1st season of top-tier football league in Bulgaria

The 1945 Republic Football Championship was a national football competition in Bulgaria. From 1945 to 1948, the Bulgarian Republic Football Championship was the successor of the Bulgarian State Football Championship.

==Overview==
The 1945 season was contested by 24 teams, and Lokomotiv Sofia won the championship.

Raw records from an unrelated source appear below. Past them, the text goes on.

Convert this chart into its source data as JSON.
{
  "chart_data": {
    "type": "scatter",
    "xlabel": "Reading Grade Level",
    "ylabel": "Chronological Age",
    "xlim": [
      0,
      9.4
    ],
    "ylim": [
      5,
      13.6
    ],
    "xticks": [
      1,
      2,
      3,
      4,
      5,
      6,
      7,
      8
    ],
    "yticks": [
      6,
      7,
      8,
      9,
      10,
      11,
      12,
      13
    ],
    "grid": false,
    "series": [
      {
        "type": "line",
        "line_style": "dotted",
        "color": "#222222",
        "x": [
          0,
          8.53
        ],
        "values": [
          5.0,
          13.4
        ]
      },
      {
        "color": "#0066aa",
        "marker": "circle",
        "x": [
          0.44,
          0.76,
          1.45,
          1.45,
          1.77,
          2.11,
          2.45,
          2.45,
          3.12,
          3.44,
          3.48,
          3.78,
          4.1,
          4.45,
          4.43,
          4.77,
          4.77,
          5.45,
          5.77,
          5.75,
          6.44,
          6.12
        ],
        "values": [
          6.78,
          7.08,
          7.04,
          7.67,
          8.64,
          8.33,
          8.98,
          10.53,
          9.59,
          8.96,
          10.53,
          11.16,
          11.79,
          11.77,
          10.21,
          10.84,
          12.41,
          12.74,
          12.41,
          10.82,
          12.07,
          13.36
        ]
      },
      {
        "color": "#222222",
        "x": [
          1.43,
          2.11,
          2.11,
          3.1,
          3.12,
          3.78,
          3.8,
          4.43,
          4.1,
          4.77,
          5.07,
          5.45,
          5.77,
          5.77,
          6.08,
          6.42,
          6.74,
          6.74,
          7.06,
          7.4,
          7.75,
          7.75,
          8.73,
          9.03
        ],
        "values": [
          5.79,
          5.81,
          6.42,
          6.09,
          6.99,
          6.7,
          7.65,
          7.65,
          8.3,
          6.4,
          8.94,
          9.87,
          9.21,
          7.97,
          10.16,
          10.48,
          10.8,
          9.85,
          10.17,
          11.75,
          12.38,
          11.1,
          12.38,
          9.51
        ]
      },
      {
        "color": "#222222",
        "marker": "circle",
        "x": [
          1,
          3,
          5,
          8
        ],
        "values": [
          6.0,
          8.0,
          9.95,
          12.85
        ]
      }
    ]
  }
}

As Bulgaria had lost the territories of Vardar Macedonia, Western Thrace and parts of Greek Macedonia that it administered during most of World War II, teams from those regions no longer took part in the Bulgarian championships, beginning in 1945.

==First round==

| Team 1 | Score | Team 2 |
| Botev Byala Slatina | 2–3 (a.e.t.) | ZhSK-Botev Pleven |
| Orlovets Gabrovo | 1–0 | Hadzhi Slavchev Pavlikeni |
| Borislav Borisovgrad | 3–3 (a.e.t.) | ZhSK Stara Zagora |
| Botev Mihaylovgrad | 0–1 | Benkovski Vidin |
| Botev Gorna Dzhumaya | 3–1 | Lokomotiv Pernik |
| Levski-Dorostol Silistra | 0–2 | Angel Kanchev-Levski Ruse |
| Nikolay Laskov Yambol | 2–1 | Slavia Burgas |
| Levski Sofia | 4–0 | ZhSK-Levski Plovdiv |
Replay
| Borislav Borisovgrad | 1–0 | ZhSK Stara Zagora |

==Second round==

| Team 1 | Score | Team 2 |
|---|---|---|
| Benkovski Vidin | 1–2 | Sportist Sofia |
| Angel Kanchev-Levski Ruse | 1–2 | Spartak Varna |
| Stamo Kostov Popovo | 1–2 | TV 45 Varna |
| ZhSK-Botev Pleven | 1–4 | Lokomotiv Sofia |
| Orlovets Gabrovo | 2–0 | Vihar Dobrich |
| Nikolay Laskov Yambol | 0–3 | Botev Plovdiv |
| Borislav Borisovgrad | 1–3 | SP 45 Plovdiv |
| Botev Gorna Dzhumaya | 1–2 | Levski Sofia |

==Quarter-finals==

| Team 1 | Score | Team 2 |
| Botev Plovdiv | 0–2 | Lokomotiv Sofia |
| Spartak Varna | 3–0 | Orlovets Gabrovo |
| SP 45 Plovdiv | 2–2 (a.e.t.) | TV 45 Varna |
| Sportist Sofia | 2–1 | Levski Sofia |
Replay
| SP 45 Plovdiv | 4–1 | TV 45 Varna |

==Semi-finals==

| Team 1 | Score | Team 2 |
|---|---|---|
| Sportist Sofia | 3–2 | Spartak Varna |
| SP 45 Plovdiv | 0–1 (a.e.t.) | Lokomotiv Sofia |

==Final==

===First game===
30 September 1945
Lokomotiv Sofia 3-1 Sportist Sofia
  Lokomotiv Sofia: Yordanov, G. Vasilev, Milev
  Sportist Sofia: Bozhkov

===Second game===
7 October 1945
Sportist Sofia 1-1 Lokomotiv Sofia
  Sportist Sofia: Bozhkov
  Lokomotiv Sofia: Yordanov

Lokomotiv Sofia won 4–2 on aggregate.